Thursday, June 4, 2009

C#-For and VB.NET-For

Yesterday I wondered why on earth my simple VB.NET-For-loop produced an error:

Dim collection As New List(Of Integer)
collection.Add(1)
collection.Add(2)
collection.Add(3)
collection.Add(4)
collection.Add(5)

For i As Integer = 0 To collection.Count - 1
Console.WriteLine(collection(i))

If collection(i) = 2 Then
collection.RemoveAt(i)
End If
Next

I’m coming from a Java / C#-background, so I tried the same loop in C#:

var collection = new List<int>();
collection.Add(1);
collection.Add(2);
collection.Add(3);
collection.Add(4);
collection.Add(5);

for (int i = 0; i < collection.Count; i++) {
Console.WriteLine(collection[i]);

if (collection[i] == 2) {
collection.RemoveAt(i);
}
}

Et voilá, the result is what I wanted. So I made my discovery of the day: C#-For isn’t VB.NET-For.

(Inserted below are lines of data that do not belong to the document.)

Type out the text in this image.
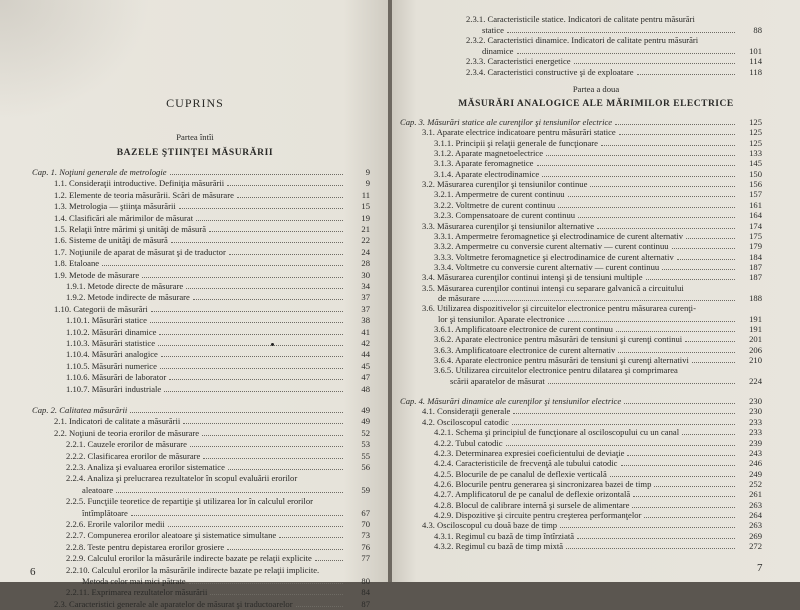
CUPRINS
Partea întîi
BAZELE ŞTIINŢEI MĂSURĂRII
Cap. 1. Noţiuni generale de metrologie	9
1.1. Consideraţii introductive. Definiţia măsurării	9
1.2. Elemente de teoria măsurării. Scări de măsurare	11
1.3. Metrologia — ştiinţa măsurării	15
1.4. Clasificări ale mărimilor de măsurat	19
1.5. Relaţii între mărimi şi unităţi de măsură	21
1.6. Sisteme de unităţi de măsură	22
1.7. Noţiunile de aparat de măsurat şi de traductor	24
1.8. Etaloane	28
1.9. Metode de măsurare	30
1.9.1. Metode directe de măsurare	34
1.9.2. Metode indirecte de măsurare	37
1.10. Categorii de măsurări	37
1.10.1. Măsurări statice	38
1.10.2. Măsurări dinamice	41
1.10.3. Măsurări statistice	42
1.10.4. Măsurări analogice	44
1.10.5. Măsurări numerice	45
1.10.6. Măsurări de laborator	47
1.10.7. Măsurări industriale	48
Cap. 2. Calitatea măsurării	49
2.1. Indicatori de calitate a măsurării	49
2.2. Noţiuni de teoria erorilor de măsurare	52
2.2.1. Cauzele erorilor de măsurare	53
2.2.2. Clasificarea erorilor de măsurare	55
2.2.3. Analiza şi evaluarea erorilor sistematice	56
2.2.4. Analiza şi prelucrarea rezultatelor în scopul evaluării erorilor
aleatoare	59
2.2.5. Funcţiile teoretice de repartiţie şi utilizarea lor în calculul erorilor
întîmplătoare	67
2.2.6. Erorile valorilor medii	70
2.2.7. Compunerea erorilor aleatoare şi sistematice simultane	73
2.2.8. Teste pentru depistarea erorilor grosiere	76
2.2.9. Calculul erorilor la măsurările indirecte bazate pe relaţii explicite	77
2.2.10. Calculul erorilor la măsurările indirecte bazate pe relaţii implicite.
Metoda celor mai mici pătrate	80
2.2.11. Exprimarea rezultatelor măsurării	84
2.3. Caracteristici generale ale aparatelor de măsurat şi traductoarelor	87
6
2.3.1. Caracteristicile statice. Indicatori de calitate pentru măsurări
statice	88
2.3.2. Caracteristici dinamice. Indicatori de calitate pentru măsurări
dinamice	101
2.3.3. Caracteristici energetice	114
2.3.4. Caracteristici constructive şi de exploatare	118
Partea a doua
MĂSURĂRI ANALOGICE ALE MĂRIMILOR ELECTRICE
Cap. 3. Măsurări statice ale curenţilor şi tensiunilor electrice	125
3.1. Aparate electrice indicatoare pentru măsurări statice	125
3.1.1. Principii şi relaţii generale de funcţionare	125
3.1.2. Aparate magnetoelectrice	133
3.1.3. Aparate feromagnetice	145
3.1.4. Aparate electrodinamice	150
3.2. Măsurarea curenţilor şi tensiunilor continue	156
3.2.1. Ampermetre de curent continuu	157
3.2.2. Voltmetre de curent continuu	161
3.2.3. Compensatoare de curent continuu	164
3.3. Măsurarea curenţilor şi tensiunilor alternative	174
3.3.1. Ampermetre feromagnetice şi electrodinamice de curent alternativ	175
3.3.2. Ampermetre cu conversie curent alternativ — curent continuu	179
3.3.3. Voltmetre feromagnetice şi electrodinamice de curent alternativ	184
3.3.4. Voltmetre cu conversie curent alternativ — curent continuu	187
3.4. Măsurarea curenţilor continui intenşi şi de tensiuni multiple	187
3.5. Măsurarea curenţilor continui intenşi cu separare galvanică a circuitului
de măsurare	188
3.6. Utilizarea dispozitivelor şi circuitelor electronice pentru măsurarea curenţi-
lor şi tensiunilor. Aparate electronice	191
3.6.1. Amplificatoare electronice de curent continuu	191
3.6.2. Aparate electronice pentru măsurări de tensiuni şi curenţi continui	201
3.6.3. Amplificatoare electronice de curent alternativ	206
3.6.4. Aparate electronice pentru măsurări de tensiuni şi curenţi alternativi	210
3.6.5. Utilizarea circuitelor electronice pentru dilatarea şi comprimarea
scării aparatelor de măsurat	224
Cap. 4. Măsurări dinamice ale curenţilor şi tensiunilor electrice	230
4.1. Consideraţii generale	230
4.2. Osciloscopul catodic	233
4.2.1. Schema şi principiul de funcţionare al osciloscopului cu un canal	233
4.2.2. Tubul catodic	239
4.2.3. Determinarea expresiei coeficientului de deviaţie	243
4.2.4. Caracteristicile de frecvenţă ale tubului catodic	246
4.2.5. Blocurile de pe canalul de deflexie verticală	249
4.2.6. Blocurile pentru generarea şi sincronizarea bazei de timp	252
4.2.7. Amplificatorul de pe canalul de deflexie orizontală	261
4.2.8. Blocul de calibrare internă şi sursele de alimentare	263
4.2.9. Dispozitive şi circuite pentru creşterea performanţelor	264
4.3. Osciloscopul cu două baze de timp	263
4.3.1. Regimul cu bază de timp întîrziată	269
4.3.2. Regimul cu bază de timp mixtă	272
7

In the cold light of day and using the debugger, it seems obvious that the VB.NET-For doesn’t check the condition on every iteration. It just duplicates the loop as often as it is stated in the For-statement.

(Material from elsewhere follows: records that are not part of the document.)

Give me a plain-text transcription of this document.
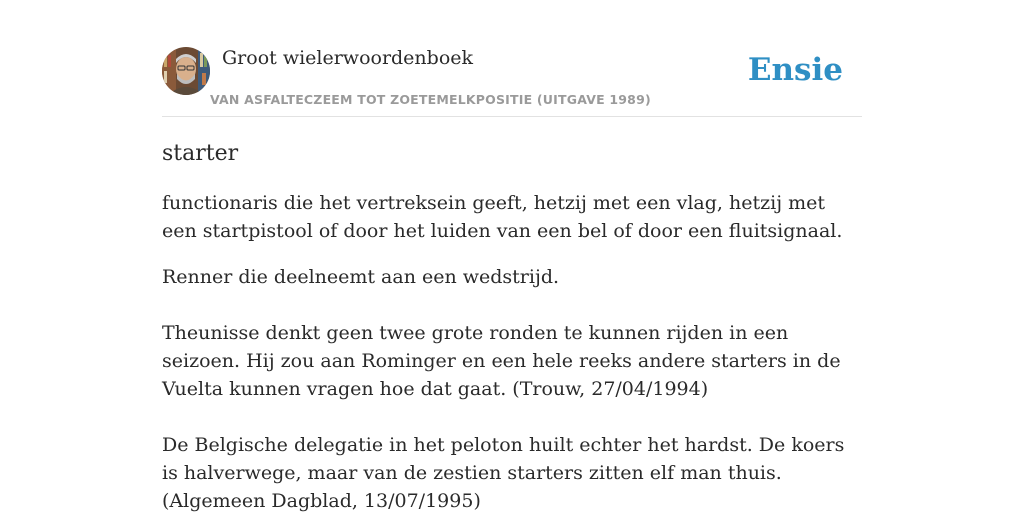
Groot wielerwoordenboek
VAN ASFALTECZEEM TOT ZOETEMELKPOSITIE (UITGAVE 1989)
Ensie
starter

functionaris die het vertreksein geeft, hetzij met een vlag, hetzij met een startpistool of door het luiden van een bel of door een fluitsignaal.

Renner die deelneemt aan een wedstrijd.

Theunisse denkt geen twee grote ronden te kunnen rijden in een seizoen. Hij zou aan Rominger en een hele reeks andere starters in de Vuelta kunnen vragen hoe dat gaat. (Trouw, 27/04/1994)

De Belgische delegatie in het peloton huilt echter het hardst. De koers is halverwege, maar van de zestien starters zitten elf man thuis. (Algemeen Dagblad, 13/07/1995)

The C#-construct is smarter as it checks in every iteration if the condition is true. But if it’s true that this is the difference between the two Fors, then the C#-loop must be slower. So, let’s check it out:

Dim start = DateTime.Now

For i As Integer = 0 To 1000000000
' nothing
Next

Console.WriteLine(Now.Subtract(start).ToString())

Vs.

var start = DateTime.Now;

for (int i = 0; i < 1000000000; i++) {
// nothing
}

Console.WriteLine(DateTime.Now.Subtract(start).ToString());

And indeed, the VB.NET-For-loop wins on my system with 3.734s to 4.687s!